Our research focuses on the need to get initiation of these proactive agent interactions right, so that they minimise distraction and user annoyance. Our recent work takes inspiration from two major concepts in social science. The first is from cognitive science and focuses on identifying the best time to interrupt a task. Research tells us that there are opportune moments to interrupt, termed breakpoints, that make the interruption less distracting. These often occur naturally when you finish a part of a task such as when you have just finished reading this sentence. Interrupting people at these breakpoints is thought to make it easier for them to return to what they were doing, and thus is more likely to suit the person who was interrupted. For agents to be more proactive, they need to know where these breakpoints are in our everyday routines and how to identify them.

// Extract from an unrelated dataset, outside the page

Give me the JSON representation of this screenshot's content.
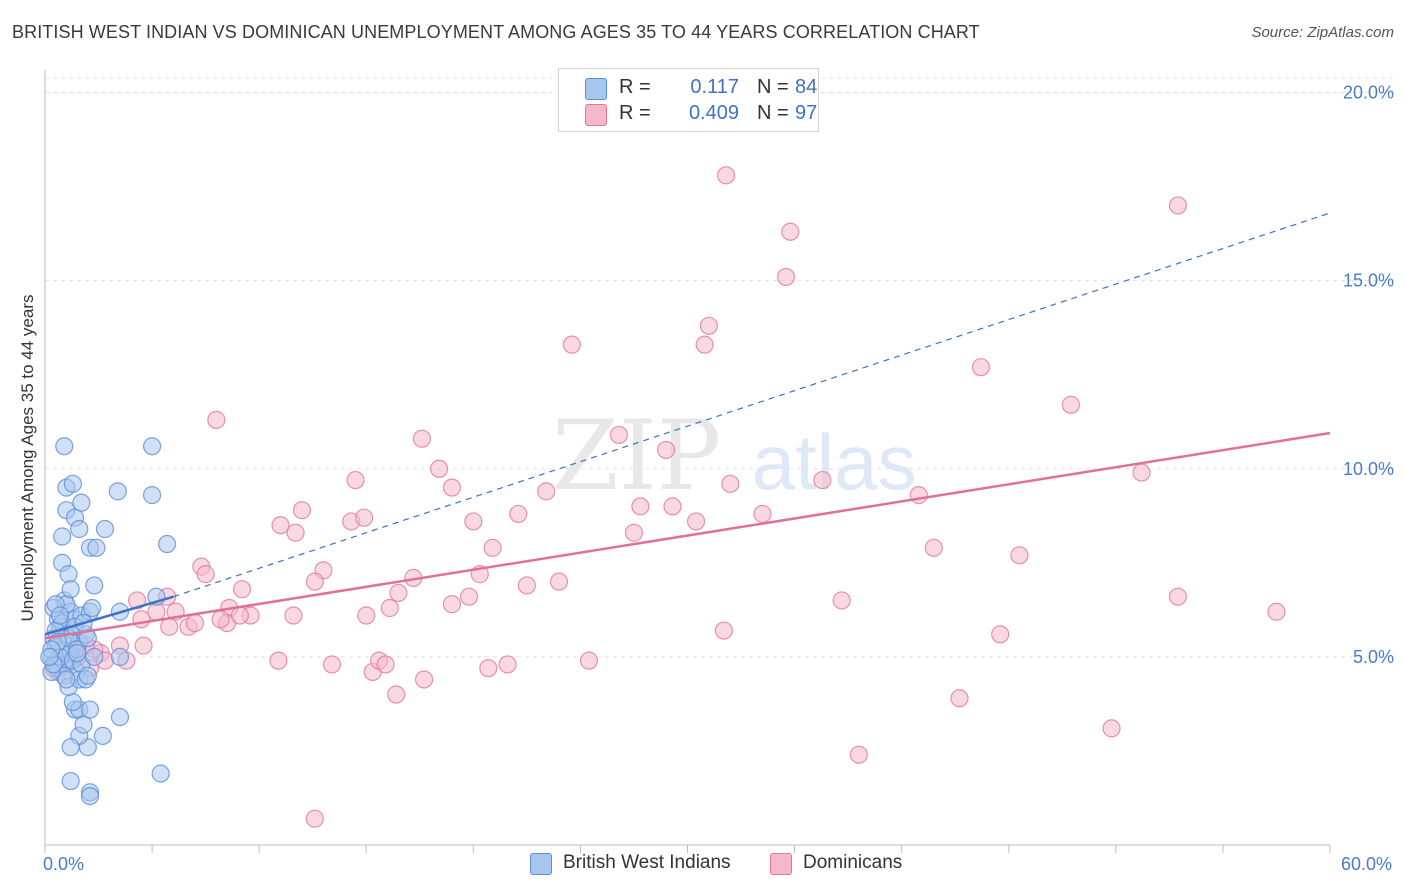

Secondly we take inspiration from human dialogue interaction, investigating how people interrupt other busy people. Imagine you are in a car and you are looking to get the attention of the driver. How would you do it? What would you say? How would you say it? If what you had to say was urgent, what would you do differently? Questions like these can inform how we should design agents to do the same thing. In social science, the patterns of behaviour we use to engage others in conversation are called access rituals. These are the regular “hellos” or “do you have a moment?”, hand waves and facial expressions we use to initiate conversations throughout the day. Our research aims to better understand these behaviours so as to determine what access rituals might be appropriate for voice-based agents to use to proactively engage with us while we are doing another task.
In order to make a proactive agent something that a user would actually want to engage with, it is crucial that we ensure these agents know when to initiate but also how to initiate and what to say to get our attention without annoying us. Only then will we be able to shift towards agents being a proactive partner, rather than the sleepy helper on the desk that we need to wake up.